Andreas Franke <afranke@...> writes:
> Suppose you have the following three files:
> touch /tmp/tmp.foo
> touch /tmp/tmp.bar.bar
> touch /tmp/tmpbaz
> How can I find the same files as
> ls /tmp/tmp*
> On pretty much every lisp except SBCL,
> (directory "/tmp/tmp*")
> returns all three of the above files, but SBCL only finds
> "/tmp/tmpbaz". (Tested on SBCL 1.0.7 on Linux.) Is this a feature
> or a bug?
It doesn't sound like a bug to me. What you need to understand is that
unlike Unix filenames CL pathnames are structured data. SBCL maps your
test cases (+ an additional relevant one) as follows:
1. tmp.foo -> :name "tmp" :type "foo"
2. tmp.bar.baz -> :name "tmp.bar" :type "baz"
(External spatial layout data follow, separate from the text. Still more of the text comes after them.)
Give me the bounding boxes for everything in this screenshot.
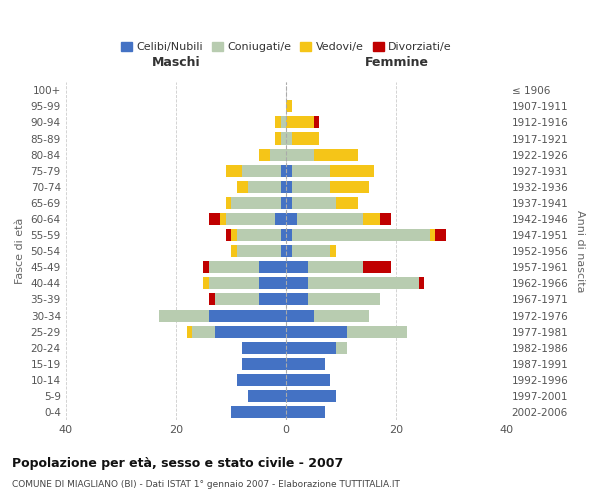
Y-axis label: Anni di nascita: Anni di nascita (575, 210, 585, 292)
Bar (236, 229, 281, 241)
Bar (281, 229, 286, 241)
Bar (308, 278, 419, 289)
Bar (248, 181, 281, 193)
Bar (236, 374, 286, 386)
Bar (286, 132, 292, 144)
Text: COMUNE DI MIAGLIANO (BI) - Dati ISTAT 1° gennaio 2007 - Elaborazione TUTTITALIA.: COMUNE DI MIAGLIANO (BI) - Dati ISTAT 1°… (12, 480, 400, 489)
Bar (286, 213, 297, 225)
Bar (286, 148, 314, 160)
Bar (314, 148, 358, 160)
Bar (308, 294, 380, 306)
Bar (331, 181, 369, 193)
Bar (347, 326, 407, 338)
Bar (331, 164, 374, 176)
Bar (286, 326, 347, 338)
Bar (286, 390, 336, 402)
Bar (336, 197, 358, 209)
Bar (259, 148, 269, 160)
Bar (259, 278, 286, 289)
Bar (220, 213, 226, 225)
Bar (292, 164, 331, 176)
Bar (209, 261, 259, 274)
Bar (203, 261, 209, 274)
Bar (292, 197, 336, 209)
Bar (231, 197, 281, 209)
Bar (281, 197, 286, 209)
Bar (269, 148, 286, 160)
Bar (231, 229, 236, 241)
Bar (215, 326, 286, 338)
Bar (286, 116, 314, 128)
Bar (297, 213, 364, 225)
Bar (215, 294, 259, 306)
Bar (336, 342, 347, 354)
Bar (281, 181, 286, 193)
Bar (226, 164, 242, 176)
Text: Popolazione per età, sesso e stato civile - 2007: Popolazione per età, sesso e stato civil… (12, 458, 343, 470)
Bar (286, 278, 308, 289)
Bar (187, 326, 193, 338)
Bar (275, 213, 286, 225)
Bar (259, 294, 286, 306)
Bar (209, 310, 286, 322)
Bar (364, 261, 391, 274)
Y-axis label: Fasce di età: Fasce di età (15, 218, 25, 284)
Bar (286, 294, 308, 306)
Bar (419, 278, 424, 289)
Bar (286, 406, 325, 418)
Bar (430, 229, 435, 241)
Bar (331, 245, 336, 257)
Bar (292, 229, 430, 241)
Text: Femmine: Femmine (364, 56, 428, 70)
Text: Maschi: Maschi (152, 56, 200, 70)
Bar (292, 245, 331, 257)
Bar (286, 100, 292, 112)
Bar (259, 261, 286, 274)
Bar (275, 132, 281, 144)
Bar (242, 342, 286, 354)
Bar (275, 116, 281, 128)
Bar (160, 310, 209, 322)
Bar (314, 310, 369, 322)
Bar (314, 116, 319, 128)
Bar (286, 197, 292, 209)
Bar (380, 213, 391, 225)
Bar (286, 310, 314, 322)
Bar (292, 181, 331, 193)
Bar (281, 164, 286, 176)
Bar (281, 116, 286, 128)
Bar (286, 245, 292, 257)
Bar (286, 358, 325, 370)
Legend: Celibi/Nubili, Coniugati/e, Vedovi/e, Divorziati/e: Celibi/Nubili, Coniugati/e, Vedovi/e, Di… (116, 37, 456, 56)
Bar (236, 245, 281, 257)
Bar (231, 406, 286, 418)
Bar (203, 278, 209, 289)
Bar (364, 213, 380, 225)
Bar (248, 390, 286, 402)
Bar (242, 358, 286, 370)
Bar (292, 132, 319, 144)
Bar (286, 229, 292, 241)
Bar (209, 278, 259, 289)
Bar (231, 245, 236, 257)
Bar (226, 213, 275, 225)
Bar (236, 181, 248, 193)
Bar (281, 245, 286, 257)
Bar (226, 197, 231, 209)
Bar (193, 326, 215, 338)
Bar (286, 342, 336, 354)
Bar (435, 229, 446, 241)
Bar (286, 181, 292, 193)
Bar (281, 132, 286, 144)
Bar (308, 261, 364, 274)
Bar (286, 164, 292, 176)
Bar (226, 229, 231, 241)
Bar (209, 213, 220, 225)
Bar (209, 294, 215, 306)
Bar (242, 164, 281, 176)
Bar (286, 261, 308, 274)
Bar (286, 374, 331, 386)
3. tmpbaz -> :name "tmpbaz" :type nil
4. tmpbah. -> :name "tmpbaz" :type ""
Now, DIRECTORY is supposed to return the existing files whose
pathnames match the pathname deisgnator given as argument. The
relevant cases are:
A. *.* -> :name :wild :type :wild
B. * -> :name :wild :type nil
C. *. -> :name :wild :type ""
It seems obvious to me that given those structured representations,
pathname A should match all cases 1-4, B should match only pathname 3,
and C should match only pathname 4. Of course the standard doesn't
specify what matching actually means, so I'm sure that you could come
up with elaborate and spec-compliant ideas like treating a nil type as
a wild type iff the name is also wild, or something. But doing that
just to cover up one mismatch between the unix model (filenames are a
bunch of octets) and the CL model doesn't sound like a good idea.
Also note that on most Lisps it's actually impossible to find the same
files as "ls /tmp/foo*", since DIRECTORY must do truename
canonicalization, which is generally considered to imply symlink
resolution. If you really want Unix filesystem semantics, you need to
call the appropriate posix routines with FFI.